The catch-all term for these space-invading activities is “Urbex,” and in recent years it has grown as a global movement, from Melbourne to Minneapolis to Minsk. The Urbex ethos was, in theory, low-impact: no vandalism, no theft, take only photographs; as one practitioner put it, “a victimless crime.” Urbex is staunchly anticommercial (Converse was widely mocked in the scene when it released an urban-exploration-themed sneaker), and yet has an undercurrent of self-promotion, with many explorers selling their photographs to the media or publicizing them on blogs and web forums. Despite some initial skepticism about the legitimacy of the topic by his university advisers, Urbex proved to be a rich avenue of inquiry for Garrett—far better than his initial plan to study modern-day Druids. But in the course of his research Garrett had gone native in a big way, acting both as a scientific observer of a fractious subculture and an active participant in their explorations. And he made no excuses for that. “The whole definition of ethnography is that it’s participation,” he told me. “You go out and you interact with people, and you live with them, and you understand their lives.”

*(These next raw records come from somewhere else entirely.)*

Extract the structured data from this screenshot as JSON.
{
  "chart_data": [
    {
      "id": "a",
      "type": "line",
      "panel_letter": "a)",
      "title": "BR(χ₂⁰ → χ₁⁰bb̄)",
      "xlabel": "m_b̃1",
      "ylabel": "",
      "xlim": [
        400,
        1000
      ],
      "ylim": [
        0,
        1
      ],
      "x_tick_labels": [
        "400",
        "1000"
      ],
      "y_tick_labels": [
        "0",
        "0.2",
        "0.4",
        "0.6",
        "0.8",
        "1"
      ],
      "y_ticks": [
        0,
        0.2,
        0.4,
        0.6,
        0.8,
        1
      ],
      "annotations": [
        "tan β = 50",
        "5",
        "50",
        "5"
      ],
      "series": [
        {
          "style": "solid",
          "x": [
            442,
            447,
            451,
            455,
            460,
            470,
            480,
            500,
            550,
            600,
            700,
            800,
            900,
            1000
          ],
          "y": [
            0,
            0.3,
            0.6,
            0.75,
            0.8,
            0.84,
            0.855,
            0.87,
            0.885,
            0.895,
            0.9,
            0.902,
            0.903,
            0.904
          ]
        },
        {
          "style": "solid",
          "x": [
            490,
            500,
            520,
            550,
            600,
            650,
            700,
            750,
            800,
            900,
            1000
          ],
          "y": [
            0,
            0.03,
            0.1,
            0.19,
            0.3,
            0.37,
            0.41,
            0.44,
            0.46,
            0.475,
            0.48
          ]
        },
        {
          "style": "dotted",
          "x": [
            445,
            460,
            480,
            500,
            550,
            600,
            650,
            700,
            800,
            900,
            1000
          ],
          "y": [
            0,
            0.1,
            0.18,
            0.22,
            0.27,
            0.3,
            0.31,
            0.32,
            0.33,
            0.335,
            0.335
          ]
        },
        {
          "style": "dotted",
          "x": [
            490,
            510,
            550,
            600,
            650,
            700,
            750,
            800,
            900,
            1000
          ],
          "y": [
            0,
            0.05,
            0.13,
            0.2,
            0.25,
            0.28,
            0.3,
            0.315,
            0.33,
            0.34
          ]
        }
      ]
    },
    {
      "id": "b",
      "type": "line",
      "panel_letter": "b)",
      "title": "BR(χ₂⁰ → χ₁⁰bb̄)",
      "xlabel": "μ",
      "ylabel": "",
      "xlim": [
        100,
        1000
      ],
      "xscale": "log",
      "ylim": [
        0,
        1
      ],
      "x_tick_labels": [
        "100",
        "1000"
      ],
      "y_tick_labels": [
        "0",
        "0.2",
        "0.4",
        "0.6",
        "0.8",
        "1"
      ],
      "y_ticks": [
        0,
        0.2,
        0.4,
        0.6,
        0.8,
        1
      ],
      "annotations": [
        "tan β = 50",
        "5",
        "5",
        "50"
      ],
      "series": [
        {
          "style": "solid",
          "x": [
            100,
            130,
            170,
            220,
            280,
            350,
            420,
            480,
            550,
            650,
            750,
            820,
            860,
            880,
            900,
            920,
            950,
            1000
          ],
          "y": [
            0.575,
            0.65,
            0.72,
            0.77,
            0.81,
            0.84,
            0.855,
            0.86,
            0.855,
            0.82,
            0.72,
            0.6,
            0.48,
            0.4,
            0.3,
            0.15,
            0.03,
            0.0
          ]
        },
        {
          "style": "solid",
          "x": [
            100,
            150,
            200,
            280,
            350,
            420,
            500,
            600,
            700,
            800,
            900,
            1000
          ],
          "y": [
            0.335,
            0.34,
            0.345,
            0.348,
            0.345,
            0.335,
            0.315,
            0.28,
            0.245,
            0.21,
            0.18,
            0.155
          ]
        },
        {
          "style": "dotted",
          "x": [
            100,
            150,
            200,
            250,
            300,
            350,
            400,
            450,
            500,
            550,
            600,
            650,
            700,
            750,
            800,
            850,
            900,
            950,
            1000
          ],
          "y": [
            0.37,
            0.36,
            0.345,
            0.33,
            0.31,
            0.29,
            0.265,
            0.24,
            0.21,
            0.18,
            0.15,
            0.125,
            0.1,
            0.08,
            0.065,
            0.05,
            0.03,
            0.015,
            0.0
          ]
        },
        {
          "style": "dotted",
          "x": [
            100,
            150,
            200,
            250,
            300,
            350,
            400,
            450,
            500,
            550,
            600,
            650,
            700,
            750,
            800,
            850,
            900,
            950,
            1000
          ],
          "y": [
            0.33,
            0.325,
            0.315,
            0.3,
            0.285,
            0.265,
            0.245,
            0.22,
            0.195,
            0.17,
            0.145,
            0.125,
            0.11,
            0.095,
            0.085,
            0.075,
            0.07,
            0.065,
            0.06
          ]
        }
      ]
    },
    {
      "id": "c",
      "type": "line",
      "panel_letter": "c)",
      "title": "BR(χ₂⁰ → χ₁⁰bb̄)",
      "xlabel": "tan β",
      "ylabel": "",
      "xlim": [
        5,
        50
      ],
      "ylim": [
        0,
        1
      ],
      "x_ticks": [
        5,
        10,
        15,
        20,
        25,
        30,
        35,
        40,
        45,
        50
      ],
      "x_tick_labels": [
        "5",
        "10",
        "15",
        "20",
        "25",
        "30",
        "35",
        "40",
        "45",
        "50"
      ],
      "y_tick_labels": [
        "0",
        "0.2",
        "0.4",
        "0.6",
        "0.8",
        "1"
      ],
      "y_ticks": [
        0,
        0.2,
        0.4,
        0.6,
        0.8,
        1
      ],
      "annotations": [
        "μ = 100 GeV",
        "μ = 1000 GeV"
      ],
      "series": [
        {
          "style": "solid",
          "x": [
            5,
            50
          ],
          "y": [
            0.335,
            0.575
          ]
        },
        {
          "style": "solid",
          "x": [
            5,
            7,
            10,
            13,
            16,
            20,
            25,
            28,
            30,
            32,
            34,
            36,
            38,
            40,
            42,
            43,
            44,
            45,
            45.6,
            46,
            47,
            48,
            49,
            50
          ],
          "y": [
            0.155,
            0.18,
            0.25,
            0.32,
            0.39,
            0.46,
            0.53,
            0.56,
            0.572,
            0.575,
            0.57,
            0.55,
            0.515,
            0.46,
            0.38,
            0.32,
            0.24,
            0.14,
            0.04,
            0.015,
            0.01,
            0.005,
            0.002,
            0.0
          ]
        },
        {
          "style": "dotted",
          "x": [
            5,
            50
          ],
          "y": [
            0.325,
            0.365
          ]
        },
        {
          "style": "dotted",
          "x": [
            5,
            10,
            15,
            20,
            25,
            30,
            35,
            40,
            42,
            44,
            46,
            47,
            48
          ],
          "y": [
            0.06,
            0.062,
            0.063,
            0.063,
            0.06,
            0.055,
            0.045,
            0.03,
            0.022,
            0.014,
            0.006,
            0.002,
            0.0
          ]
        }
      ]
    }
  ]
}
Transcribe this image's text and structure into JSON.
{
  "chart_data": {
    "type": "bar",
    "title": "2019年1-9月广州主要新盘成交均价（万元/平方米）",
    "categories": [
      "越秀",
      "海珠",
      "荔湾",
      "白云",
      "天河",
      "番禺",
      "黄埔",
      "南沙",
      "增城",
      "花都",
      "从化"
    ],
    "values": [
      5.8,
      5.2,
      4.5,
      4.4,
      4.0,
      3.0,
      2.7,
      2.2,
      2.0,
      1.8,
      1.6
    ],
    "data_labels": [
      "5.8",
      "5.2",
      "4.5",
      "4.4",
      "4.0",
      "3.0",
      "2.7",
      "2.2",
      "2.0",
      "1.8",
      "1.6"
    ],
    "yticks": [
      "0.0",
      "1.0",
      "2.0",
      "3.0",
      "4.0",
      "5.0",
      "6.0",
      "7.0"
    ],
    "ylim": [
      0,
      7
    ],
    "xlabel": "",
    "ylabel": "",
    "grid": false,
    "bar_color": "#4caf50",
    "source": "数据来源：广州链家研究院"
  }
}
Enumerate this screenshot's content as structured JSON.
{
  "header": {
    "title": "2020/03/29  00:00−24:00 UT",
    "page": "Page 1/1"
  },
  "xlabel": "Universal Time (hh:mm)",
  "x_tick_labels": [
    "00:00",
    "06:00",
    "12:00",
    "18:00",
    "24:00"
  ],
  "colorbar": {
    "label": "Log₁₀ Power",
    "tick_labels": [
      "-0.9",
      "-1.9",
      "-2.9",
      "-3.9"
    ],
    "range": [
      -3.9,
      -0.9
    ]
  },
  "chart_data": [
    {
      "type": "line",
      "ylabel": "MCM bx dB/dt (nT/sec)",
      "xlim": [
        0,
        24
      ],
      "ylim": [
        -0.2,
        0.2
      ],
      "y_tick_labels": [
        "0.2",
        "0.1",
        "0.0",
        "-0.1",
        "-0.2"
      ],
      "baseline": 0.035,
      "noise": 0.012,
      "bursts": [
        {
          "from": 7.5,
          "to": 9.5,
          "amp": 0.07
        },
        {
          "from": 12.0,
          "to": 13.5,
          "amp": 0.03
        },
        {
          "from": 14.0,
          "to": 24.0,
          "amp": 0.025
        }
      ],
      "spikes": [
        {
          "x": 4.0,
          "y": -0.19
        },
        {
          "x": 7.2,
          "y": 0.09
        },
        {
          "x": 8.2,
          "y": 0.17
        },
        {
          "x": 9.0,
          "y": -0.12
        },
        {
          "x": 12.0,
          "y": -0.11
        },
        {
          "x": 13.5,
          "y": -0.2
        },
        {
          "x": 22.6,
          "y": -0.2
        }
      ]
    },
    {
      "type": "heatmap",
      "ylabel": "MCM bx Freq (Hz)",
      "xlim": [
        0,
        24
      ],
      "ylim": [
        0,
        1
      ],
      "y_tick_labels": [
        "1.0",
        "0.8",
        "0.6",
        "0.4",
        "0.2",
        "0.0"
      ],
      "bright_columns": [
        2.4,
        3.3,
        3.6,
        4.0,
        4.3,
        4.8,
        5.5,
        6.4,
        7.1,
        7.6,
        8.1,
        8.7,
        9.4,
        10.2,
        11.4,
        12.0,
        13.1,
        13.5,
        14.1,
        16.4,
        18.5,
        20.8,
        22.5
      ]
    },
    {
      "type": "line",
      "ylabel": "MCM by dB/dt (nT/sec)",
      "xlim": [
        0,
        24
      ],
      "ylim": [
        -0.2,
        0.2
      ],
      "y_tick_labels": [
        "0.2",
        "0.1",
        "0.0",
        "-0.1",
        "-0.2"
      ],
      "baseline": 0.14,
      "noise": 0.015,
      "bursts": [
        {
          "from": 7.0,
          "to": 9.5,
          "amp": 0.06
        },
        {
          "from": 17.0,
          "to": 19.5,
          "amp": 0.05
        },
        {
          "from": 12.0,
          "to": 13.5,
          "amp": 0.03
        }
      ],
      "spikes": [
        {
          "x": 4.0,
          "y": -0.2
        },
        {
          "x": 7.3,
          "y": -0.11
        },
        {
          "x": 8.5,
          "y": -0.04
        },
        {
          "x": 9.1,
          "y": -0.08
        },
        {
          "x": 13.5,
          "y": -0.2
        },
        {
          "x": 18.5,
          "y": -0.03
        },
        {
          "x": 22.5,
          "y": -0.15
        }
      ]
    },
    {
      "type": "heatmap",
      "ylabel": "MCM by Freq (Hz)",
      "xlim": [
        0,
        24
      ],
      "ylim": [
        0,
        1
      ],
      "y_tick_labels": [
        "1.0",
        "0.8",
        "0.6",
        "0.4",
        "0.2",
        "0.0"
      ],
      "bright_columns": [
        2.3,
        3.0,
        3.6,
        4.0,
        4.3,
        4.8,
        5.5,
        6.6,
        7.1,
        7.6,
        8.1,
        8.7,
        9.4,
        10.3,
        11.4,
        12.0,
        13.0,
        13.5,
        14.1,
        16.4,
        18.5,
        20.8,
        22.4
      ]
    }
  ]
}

One of the risks of going native, of course, is becoming the public face of the movement you are documenting. Earlier in the year, Garrett’s face was splashed across the British tabloid media as a de facto Urbex spokesman when his crew (whom he also refers to as his “project participants” and “research subjects,” depending on the context) released an astonishing series of photos taken high atop the unfinished superstructure of London’s 1,016-foot Shard, the second-tallest building in Europe. People were amazed to see shots of black-masked explorers standing casually atop construction cranes, the city glittering below as if viewed from an airplane.